-- Patrick Kane
had only one day to plan his costume and routine for the Allstate Insurance NHL Breakaway Challenge. That was enough time for him to turn into a hero Saturday night.
Kane took the puck at center ice and skated toward goaltender Brian Elliott. The Blackhawks star came to a stop at the blue line, where he was presented with a Superman cape and Clark Kent glasses by teammate Marian Hossa. Now costumed, Kane skated toward Elliott, dove onto his stomach, knocked the puck with his left glove over to the stick in his right hand, and beat Elliott in the night's most memorable moment.
"Our PR guy, Brandon Faber, I told him about the idea," said Kane, who won the event by receiving 47 percent of the fan vote via text. "He went out to a costume shop with my mom and dad, and they got the cape and got the glasses. They had some other ideas for sparklers on my skates, but I wasn't going to try to burn myself on the ice out there. They did a great job of getting everything for me."
Kane said he drew inspiration from Orlando Magic center Dwight Howard, who donned a Superman cape during the NBA Slam Dunk Contest in 2008. While Kane was faster than a speeding bullet, Howard was leaping tall buildings.
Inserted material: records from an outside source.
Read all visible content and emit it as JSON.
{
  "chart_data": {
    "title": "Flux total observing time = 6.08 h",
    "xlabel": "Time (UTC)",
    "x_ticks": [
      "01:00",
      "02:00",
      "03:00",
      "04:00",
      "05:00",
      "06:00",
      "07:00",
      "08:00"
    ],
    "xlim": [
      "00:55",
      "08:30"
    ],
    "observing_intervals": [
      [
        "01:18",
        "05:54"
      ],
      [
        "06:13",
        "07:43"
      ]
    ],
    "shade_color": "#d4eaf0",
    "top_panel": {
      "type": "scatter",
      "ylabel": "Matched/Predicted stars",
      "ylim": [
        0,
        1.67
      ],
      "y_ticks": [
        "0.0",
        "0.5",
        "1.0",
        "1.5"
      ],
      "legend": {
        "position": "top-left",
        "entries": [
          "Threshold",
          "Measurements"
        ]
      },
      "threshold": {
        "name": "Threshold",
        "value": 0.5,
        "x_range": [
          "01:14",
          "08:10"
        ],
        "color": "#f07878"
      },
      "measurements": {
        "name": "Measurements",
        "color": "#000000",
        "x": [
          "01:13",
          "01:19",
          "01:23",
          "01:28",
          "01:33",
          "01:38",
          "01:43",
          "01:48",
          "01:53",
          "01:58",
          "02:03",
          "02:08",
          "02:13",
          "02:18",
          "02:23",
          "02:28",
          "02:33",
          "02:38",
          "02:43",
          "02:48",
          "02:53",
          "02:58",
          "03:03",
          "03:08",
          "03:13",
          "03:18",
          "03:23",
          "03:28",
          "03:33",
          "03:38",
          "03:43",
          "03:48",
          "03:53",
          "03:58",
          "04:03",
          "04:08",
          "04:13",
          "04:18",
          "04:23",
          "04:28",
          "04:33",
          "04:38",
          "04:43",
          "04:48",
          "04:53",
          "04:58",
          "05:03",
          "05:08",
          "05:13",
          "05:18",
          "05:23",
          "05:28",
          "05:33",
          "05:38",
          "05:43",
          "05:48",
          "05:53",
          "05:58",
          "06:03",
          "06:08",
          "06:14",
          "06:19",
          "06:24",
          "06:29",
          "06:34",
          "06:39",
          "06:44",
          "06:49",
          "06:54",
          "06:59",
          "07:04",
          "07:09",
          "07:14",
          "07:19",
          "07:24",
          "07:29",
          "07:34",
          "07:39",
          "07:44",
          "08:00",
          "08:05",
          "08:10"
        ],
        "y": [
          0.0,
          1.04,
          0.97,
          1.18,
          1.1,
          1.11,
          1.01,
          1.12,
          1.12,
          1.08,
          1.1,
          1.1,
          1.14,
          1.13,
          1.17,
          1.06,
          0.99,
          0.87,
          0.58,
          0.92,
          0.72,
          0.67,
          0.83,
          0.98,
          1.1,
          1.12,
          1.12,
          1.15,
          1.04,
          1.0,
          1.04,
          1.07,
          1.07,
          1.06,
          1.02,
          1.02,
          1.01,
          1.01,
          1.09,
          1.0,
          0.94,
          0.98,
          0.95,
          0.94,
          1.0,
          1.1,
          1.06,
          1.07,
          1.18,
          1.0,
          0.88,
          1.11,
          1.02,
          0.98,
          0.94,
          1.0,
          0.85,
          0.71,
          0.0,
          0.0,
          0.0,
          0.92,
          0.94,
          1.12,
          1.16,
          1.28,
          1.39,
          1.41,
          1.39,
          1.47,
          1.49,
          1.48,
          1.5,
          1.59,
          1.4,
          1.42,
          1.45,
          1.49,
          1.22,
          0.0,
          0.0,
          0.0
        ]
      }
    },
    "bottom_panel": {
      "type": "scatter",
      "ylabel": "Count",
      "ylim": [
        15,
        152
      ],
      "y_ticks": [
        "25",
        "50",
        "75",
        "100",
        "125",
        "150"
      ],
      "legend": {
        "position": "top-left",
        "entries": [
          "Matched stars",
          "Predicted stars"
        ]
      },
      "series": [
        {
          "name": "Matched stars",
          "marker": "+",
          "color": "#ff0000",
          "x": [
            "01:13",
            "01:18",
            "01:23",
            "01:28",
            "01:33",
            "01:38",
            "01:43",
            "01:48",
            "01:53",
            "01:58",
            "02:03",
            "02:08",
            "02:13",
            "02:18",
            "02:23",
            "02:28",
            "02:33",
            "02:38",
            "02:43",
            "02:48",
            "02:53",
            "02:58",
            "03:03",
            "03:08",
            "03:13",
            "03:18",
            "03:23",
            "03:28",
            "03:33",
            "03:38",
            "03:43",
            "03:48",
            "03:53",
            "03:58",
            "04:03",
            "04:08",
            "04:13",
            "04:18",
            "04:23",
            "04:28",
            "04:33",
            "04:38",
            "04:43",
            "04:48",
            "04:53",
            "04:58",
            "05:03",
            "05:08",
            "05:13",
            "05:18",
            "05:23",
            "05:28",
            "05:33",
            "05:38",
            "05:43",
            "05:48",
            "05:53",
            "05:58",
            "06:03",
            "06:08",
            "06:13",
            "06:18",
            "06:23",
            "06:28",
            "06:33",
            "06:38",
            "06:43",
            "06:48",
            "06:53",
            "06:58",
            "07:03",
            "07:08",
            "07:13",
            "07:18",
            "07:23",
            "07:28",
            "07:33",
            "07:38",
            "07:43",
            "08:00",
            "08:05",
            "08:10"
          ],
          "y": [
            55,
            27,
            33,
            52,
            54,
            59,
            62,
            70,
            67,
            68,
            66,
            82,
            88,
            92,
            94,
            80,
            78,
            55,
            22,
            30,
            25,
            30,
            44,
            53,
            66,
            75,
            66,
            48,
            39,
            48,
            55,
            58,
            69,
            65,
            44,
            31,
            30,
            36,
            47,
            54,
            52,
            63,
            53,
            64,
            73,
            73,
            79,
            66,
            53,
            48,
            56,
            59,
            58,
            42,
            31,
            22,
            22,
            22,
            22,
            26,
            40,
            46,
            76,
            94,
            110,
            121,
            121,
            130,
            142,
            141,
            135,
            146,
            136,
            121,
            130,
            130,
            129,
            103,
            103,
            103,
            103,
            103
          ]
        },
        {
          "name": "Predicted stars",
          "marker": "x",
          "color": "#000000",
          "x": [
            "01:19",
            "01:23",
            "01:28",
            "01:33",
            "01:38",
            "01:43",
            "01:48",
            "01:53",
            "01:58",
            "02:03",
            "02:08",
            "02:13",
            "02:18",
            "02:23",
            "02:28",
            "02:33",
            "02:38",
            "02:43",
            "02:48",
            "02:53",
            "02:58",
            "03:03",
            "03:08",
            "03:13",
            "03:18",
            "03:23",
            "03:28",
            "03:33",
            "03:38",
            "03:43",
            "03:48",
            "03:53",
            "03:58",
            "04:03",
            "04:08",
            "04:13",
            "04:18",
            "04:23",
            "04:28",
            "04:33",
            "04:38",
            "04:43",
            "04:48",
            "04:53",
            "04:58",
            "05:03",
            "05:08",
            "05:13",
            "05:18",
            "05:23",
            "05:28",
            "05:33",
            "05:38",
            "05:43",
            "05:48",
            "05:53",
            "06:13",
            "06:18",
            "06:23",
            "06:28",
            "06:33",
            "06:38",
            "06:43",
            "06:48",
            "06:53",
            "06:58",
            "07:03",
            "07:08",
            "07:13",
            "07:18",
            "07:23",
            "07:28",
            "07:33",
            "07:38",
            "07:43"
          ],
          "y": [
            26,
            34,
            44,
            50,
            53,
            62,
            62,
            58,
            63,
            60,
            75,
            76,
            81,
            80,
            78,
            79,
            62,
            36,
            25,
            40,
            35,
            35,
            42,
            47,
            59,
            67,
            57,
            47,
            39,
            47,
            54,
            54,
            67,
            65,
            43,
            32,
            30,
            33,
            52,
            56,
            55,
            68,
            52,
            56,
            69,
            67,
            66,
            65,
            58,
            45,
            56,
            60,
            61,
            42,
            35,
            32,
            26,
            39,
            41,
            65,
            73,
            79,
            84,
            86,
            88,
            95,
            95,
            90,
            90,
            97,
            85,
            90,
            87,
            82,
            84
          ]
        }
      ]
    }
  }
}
In the end, both emerged victorious with a mix of theatrics and skill.
"I really didn't care about scoring," Kane said. "I was more about the whole presentation."
Kane didn't just wing it during the Molson Canadian NHL All-Star Skills Competition. He arrived early to Scotiabank Place on Saturday to practice the Superman move. He kept the idea to himself until later in the afternoon.
"He told me the idea today on the bus and said he needed some help so I said sure," said Hossa the accomplice. "When he told me about it, I said it sounds pretty cool. It wasn't easy to do, but he did it extremely well."
Like a true showman, Kane saved something extra for the encore.
Still wearing the cape and glasses, Kane readied for his third and final shot. Instead of some fancy stickhandling, Kane showed his super strength by uncorking a slap shot that shattered the puck into four pieces.
It wasn't a trick puck, but there was a secret to the 181-pound Kane muscling up.
"It was actually a real puck," Kane explained. "We cut it up and glued it back together. That was the best way to work it. We cut it up into four pieces and put it together with the glue so it would work pretty easy. I was a little disappointed none of them went into the net. When I was doing it this morning, I had like three in the net sometimes. It was pretty cool."
Elliott, who played Lex Luthor to Kane's Superman, said he received no advance notice about the trickery.
"He didn't tell me anything," Elliott said. "I'm glad I closed my eyes on the exploding puck, because I didn't want one of those in my eye. I think it's a good idea just to have fun with it. Those will be the highlights tomorrow morning. I think a lot of kids will try that Superman move next time they're on the ice."
Lightning star Steven Stamkos, who won the Tim Hortons NHL Elimination Shootout, is somewhat familiar with Kane's diving Superman move. As a rookie at the 2009 All-Star Game in Montreal, Stamkos did a similar move where he dove, knocked the puck with his right hand to his stick in his left hand, and beat the goaltender.
"I think he tried it first and missed," Stamkos said. "That might be his original move.
"It was fun. That’s what these events are for. To be creative. Patrick Kane has a pretty creative personality and we saw that tonight. You can see it in his play, he’s one of the most exciting players in the game and if you’re going to do something like that, this is the event to do it in. The crowd seemed to like it.
Superman won't be the end of Kane's creativity. If he winds up at the All-Star Game in Columbus in 2013, he'll have a full year to work out something even better.
"I just had fun with it," Kane said. "I thought it was a cool event. I like to do it. If I ever come back again, maybe I'll do something different."